Apart from creating grouping documents, it's relatively common to denormalize data to avoid extra look-ups, and to add some sort of cache to many of these queries. Caching can help performance, but caching & denormalizing should be a last resort.

There are other crazier things you can do to get better performance: if you delete and recreate a document with the exact same data in a transaction, you can generate a new primary key. If you'd like a faux primary key, you can delete and recreate documents in the correct order to hopefully put them close together on disk. If you do that nightly or weekly, you can reduce the number of required disk page reads. I wouldn't recommend doing this unless you're in a truly desperate situation.

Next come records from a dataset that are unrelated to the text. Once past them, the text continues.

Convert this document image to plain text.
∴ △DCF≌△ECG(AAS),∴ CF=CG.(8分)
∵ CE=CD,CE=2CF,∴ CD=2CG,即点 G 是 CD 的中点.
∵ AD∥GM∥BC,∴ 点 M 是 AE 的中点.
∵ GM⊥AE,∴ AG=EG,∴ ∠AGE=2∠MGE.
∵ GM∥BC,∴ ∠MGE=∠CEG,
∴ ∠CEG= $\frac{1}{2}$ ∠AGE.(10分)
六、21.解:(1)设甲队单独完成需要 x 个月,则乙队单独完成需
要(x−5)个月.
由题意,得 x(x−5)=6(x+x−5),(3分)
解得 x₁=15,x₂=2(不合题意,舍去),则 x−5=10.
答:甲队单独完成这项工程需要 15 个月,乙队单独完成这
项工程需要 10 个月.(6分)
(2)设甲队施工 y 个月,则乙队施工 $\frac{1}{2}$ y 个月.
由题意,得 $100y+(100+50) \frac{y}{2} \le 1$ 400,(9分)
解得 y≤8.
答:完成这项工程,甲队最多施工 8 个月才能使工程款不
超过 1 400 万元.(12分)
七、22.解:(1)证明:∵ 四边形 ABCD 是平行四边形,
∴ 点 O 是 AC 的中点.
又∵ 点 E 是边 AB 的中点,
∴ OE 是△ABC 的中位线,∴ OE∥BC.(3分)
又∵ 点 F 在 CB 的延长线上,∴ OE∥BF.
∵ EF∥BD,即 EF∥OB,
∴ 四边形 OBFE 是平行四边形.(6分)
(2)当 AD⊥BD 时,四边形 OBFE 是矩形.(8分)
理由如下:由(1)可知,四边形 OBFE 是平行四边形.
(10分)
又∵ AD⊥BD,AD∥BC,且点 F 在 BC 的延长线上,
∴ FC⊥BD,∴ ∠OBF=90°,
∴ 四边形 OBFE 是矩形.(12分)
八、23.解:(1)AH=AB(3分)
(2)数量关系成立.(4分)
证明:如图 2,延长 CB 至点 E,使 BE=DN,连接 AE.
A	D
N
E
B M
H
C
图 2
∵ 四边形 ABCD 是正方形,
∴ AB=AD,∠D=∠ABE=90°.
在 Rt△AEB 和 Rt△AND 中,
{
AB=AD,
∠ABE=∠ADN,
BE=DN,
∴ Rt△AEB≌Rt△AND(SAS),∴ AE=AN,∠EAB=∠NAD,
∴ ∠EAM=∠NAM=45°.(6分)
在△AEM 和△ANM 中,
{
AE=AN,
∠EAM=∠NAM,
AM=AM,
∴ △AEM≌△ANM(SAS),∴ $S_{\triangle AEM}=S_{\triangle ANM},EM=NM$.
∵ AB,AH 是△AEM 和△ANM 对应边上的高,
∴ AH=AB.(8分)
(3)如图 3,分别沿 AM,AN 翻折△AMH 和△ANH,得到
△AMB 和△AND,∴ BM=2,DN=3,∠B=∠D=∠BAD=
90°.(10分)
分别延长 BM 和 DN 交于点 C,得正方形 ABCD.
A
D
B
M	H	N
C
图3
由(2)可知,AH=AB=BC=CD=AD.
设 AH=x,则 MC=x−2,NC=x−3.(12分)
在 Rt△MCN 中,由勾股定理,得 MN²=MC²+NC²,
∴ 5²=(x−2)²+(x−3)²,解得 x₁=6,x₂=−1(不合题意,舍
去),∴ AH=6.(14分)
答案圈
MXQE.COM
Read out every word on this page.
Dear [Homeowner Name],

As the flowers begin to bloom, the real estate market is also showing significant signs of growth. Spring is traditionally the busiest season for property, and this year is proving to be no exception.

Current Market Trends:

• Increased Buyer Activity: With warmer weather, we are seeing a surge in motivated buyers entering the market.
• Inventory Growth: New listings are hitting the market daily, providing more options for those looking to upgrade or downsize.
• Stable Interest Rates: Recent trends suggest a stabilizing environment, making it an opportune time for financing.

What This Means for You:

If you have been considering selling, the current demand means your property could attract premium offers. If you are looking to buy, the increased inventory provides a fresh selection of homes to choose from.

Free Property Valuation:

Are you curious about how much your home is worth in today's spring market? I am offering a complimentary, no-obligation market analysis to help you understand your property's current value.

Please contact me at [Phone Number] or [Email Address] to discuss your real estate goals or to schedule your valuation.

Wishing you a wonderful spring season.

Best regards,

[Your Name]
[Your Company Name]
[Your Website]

Checkpoints need extra disk i/o

When you make a MongoDB write, you're not actually writing a document to disk. Instead, that insert or update gets written to an on-disk journal every 100ms (unless you specify j: true... which I'd recommend doing for any data you care about). Every 60s, MongoDB writes a checkpoint to disk. If you have lots of updates, this can be a decent amount of writes, and it can max out disk i/o. Unlike many other databases, MongoDB isn't doing writes as they happen: this can perform well if you're often updating the same document, but it does mean that when provisioning disk i/o, you need to have enough headroom to support these writing spikes. Otherwise, you'll see mysterious and surprising read latency spikes every few minutes.

The cost of MongoDB performance

All of this performance talk is not to say that MongoDB is the wrong database for a company. It's just a database that can cost quite a bit to get good performance out of when you're at scale: you either need to provision quite a bit of disk IOPS and RAM, or you need to make changes to your schemas. As long as you're willing to pay those costs, MongoDB can be a good choice.